Round-trip with Questions

Coming back from a 645-mile, one-day marathon to Baker City and back, I sucked up and snapped away at dim scenery on a less-than-postcard-perfect afternoon and evening.

Question: while driving on a lonely stretch of interstate, is it more dangerous to yammer on the cell phone or snap digital photos?

Do we need anti-photography/driving legislation?

Moving right along….

By the time I got to the Gorge on this westward return leg, shadows hid the chasm's cascades and cliffs.

The most compelling images came earlier, to the east of the Gorge. Twilight near Boardman offered power pylons, grain elevators, probing semi headlights and the flickering of my lane’s white lines .

It’s been several months since I’ve traveled I-84. The biggest change is the proliferation of wind farms along ridges. The slow. graceful rotors signal progress. But 75 years ago, so too did the big dams on the Columbia.

Unintended consequences.

Let’s hope that the whirling white monoliths don’t do to the the flyways what the dams have done to salmon runs.

Are these rows of whirling blades technological follies or are they salvation from global warming?

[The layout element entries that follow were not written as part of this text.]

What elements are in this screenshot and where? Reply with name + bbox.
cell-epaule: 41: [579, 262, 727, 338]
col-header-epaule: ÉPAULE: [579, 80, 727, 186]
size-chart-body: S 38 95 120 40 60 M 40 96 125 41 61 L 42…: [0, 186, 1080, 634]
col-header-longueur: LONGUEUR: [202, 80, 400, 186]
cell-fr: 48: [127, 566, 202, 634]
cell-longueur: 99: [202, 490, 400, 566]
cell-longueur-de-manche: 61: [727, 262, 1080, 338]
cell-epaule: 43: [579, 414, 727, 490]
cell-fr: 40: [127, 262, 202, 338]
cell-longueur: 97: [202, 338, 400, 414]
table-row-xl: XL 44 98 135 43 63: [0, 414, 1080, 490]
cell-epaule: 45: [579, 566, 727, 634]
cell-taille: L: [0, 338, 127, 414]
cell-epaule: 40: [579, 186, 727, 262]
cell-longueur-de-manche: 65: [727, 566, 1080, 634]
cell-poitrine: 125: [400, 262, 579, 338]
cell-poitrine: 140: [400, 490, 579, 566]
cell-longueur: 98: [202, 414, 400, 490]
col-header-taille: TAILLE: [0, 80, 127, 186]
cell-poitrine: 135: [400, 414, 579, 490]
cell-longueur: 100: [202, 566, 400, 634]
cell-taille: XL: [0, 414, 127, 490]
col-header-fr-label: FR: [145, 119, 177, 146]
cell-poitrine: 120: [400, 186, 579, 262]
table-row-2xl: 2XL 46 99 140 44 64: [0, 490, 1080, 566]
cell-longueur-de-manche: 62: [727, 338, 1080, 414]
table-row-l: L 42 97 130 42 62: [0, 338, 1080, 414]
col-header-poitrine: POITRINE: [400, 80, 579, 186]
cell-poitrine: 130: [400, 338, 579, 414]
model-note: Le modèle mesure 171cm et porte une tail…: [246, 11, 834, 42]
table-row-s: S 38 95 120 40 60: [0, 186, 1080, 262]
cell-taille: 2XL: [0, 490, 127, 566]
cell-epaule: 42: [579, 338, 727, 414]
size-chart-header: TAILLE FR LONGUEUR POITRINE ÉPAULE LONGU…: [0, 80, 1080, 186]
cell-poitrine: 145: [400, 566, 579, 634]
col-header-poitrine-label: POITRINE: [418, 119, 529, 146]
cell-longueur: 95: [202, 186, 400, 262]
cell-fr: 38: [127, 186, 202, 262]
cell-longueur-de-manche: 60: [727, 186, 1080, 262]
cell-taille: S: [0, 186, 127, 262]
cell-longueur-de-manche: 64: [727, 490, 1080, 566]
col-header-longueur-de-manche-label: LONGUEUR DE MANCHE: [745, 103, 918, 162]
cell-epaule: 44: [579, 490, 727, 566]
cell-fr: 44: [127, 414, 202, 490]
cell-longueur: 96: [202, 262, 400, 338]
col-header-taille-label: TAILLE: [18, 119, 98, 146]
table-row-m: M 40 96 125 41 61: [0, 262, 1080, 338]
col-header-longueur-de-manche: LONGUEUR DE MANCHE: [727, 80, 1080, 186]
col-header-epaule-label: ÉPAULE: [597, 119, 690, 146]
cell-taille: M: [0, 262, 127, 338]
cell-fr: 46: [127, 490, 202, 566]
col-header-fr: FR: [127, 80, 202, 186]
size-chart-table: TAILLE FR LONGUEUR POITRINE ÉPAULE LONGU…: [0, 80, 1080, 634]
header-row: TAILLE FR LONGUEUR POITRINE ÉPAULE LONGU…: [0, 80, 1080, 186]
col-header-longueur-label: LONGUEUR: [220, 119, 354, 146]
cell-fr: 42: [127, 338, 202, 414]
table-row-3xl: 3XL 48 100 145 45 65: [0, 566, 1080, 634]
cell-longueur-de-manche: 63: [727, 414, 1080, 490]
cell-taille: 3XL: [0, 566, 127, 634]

The big semis were another surprise. In this economy, what could they be carrying besides debt? Had I not been in a hurry to get home, I’d have lingered at a truck stop to gather the road gossip. “Just what are you hauling, partner?”

For a feel of the trucker’s life on the road, I recommend John McPhee’s “Uncommon Carrier.”

My 12 hours on I-84 was a journey of questions.